The SC said that the reason employment legislation is in place is to protect those that are vulnerable and not in a powerful bargaining position, and the parties should not agree to forgo that protection for any reason. Therefore, a clause in a contract that ignores these rights, such as the individual agreeing that they are not a worker and will indemnify the employer in the event of an unsuccessful claim, may now be void.
In reality, employers are at risk if they continue to draft clever and complex contracts in an effort to have their cake and eat it. If an employer wants to enter into a working arrangement that is more flexible than one of employer and employee, then they need to consider the actual reality of what they want the arrangement to look like.

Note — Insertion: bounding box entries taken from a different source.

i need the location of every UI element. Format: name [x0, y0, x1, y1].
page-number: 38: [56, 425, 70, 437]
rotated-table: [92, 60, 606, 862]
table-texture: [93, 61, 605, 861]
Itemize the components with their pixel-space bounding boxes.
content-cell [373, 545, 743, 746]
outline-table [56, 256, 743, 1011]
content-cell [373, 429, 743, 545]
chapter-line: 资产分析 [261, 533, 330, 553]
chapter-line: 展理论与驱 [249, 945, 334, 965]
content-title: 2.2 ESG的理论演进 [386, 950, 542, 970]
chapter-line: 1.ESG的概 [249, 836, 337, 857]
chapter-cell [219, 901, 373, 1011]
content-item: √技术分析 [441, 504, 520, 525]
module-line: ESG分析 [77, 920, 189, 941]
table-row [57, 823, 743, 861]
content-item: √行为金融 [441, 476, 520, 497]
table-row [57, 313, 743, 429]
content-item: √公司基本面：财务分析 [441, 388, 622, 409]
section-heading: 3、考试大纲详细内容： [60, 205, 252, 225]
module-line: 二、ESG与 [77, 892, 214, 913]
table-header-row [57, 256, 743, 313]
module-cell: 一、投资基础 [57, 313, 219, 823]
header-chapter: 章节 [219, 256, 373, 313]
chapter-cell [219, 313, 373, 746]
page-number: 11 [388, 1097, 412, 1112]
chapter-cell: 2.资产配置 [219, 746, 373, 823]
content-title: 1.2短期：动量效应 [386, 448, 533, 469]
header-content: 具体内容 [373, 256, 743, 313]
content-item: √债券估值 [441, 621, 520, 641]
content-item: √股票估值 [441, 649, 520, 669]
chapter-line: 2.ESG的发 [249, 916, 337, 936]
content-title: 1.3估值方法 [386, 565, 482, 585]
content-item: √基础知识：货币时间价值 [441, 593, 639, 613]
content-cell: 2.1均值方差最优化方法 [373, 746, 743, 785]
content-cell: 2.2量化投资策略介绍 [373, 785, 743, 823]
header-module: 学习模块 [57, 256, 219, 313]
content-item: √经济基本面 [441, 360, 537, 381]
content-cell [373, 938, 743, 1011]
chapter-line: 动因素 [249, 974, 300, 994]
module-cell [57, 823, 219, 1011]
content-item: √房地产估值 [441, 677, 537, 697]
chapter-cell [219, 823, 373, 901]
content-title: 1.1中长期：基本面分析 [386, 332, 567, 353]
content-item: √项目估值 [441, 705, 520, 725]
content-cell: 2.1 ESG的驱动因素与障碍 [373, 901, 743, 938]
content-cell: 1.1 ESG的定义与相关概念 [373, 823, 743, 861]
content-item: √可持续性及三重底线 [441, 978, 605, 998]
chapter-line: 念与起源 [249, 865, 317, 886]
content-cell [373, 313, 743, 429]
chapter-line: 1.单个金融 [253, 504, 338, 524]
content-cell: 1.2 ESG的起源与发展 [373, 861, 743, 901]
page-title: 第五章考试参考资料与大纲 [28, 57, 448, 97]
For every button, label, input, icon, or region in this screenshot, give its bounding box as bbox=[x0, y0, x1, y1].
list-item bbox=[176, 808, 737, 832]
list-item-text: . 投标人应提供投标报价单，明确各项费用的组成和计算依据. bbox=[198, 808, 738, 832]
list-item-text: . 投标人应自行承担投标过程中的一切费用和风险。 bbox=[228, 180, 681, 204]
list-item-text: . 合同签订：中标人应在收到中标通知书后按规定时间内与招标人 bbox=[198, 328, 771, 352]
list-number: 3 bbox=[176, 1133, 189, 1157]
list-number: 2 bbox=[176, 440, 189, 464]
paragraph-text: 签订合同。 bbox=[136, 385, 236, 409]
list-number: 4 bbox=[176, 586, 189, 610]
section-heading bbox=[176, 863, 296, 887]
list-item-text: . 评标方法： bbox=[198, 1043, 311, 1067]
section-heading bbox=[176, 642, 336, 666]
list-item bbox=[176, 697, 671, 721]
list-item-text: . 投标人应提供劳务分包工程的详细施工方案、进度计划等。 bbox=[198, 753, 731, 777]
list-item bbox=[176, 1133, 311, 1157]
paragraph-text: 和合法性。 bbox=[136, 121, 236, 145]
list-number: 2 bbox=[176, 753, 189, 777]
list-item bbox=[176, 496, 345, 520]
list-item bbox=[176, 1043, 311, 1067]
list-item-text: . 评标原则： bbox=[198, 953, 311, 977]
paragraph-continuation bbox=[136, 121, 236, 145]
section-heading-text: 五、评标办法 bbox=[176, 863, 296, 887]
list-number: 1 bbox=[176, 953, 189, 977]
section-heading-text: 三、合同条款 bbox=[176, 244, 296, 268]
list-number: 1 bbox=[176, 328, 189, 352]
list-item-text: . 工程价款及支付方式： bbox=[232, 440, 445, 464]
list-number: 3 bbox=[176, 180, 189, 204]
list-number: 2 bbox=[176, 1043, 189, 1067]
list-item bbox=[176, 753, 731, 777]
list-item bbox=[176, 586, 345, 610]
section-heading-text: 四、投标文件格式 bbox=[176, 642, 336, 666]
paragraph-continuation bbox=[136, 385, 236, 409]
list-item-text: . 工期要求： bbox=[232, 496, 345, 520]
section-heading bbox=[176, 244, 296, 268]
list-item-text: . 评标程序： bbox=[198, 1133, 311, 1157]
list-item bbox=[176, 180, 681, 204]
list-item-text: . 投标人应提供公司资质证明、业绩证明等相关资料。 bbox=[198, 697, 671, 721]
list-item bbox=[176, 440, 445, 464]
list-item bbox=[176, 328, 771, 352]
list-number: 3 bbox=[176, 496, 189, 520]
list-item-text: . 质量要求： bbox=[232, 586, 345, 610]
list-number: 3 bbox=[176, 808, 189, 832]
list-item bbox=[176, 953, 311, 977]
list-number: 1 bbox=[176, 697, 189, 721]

If they want the individual to wear a uniform, behave in a certain way, take breaks at certain times and will not allow them to have the opportunity to increase their earnings on their own account, it is likely that individual will be a worker and will need to be treated as such. If the individual does not need the protections provided to workers as they have the bargaining power to negotiate favourable terms, then they may well be a self-employed contractor.
Employers should review their contracts, especially if they engage zero hours or casual staff, or if they engage ‘contractors’ where there are similarities between the contractor and its employees. If there are any clauses that indicate the individual has contracted out of statutory rights, they should be amended or removed where possible to minimise the risk of claims. As above, using Uber’s tactics of overly complicated company structures and contractual jargon (the ET quoted the famous phrase in Hamlet, “the lady doth protest too much methinks” when highlighting Uber’s overly complicated arguments) is likely to come back to bite employers. This is likely to also apply to employees that may have waived their rights and are currently treated as workers.
This decision will have little to no impact on a lot of employers, but may significantly impact those that operate in a slightly “grey area” of employment status in order to be profitable (such as Uber). This decision has, in effect, removed some of the uncertainty and should not be ignored.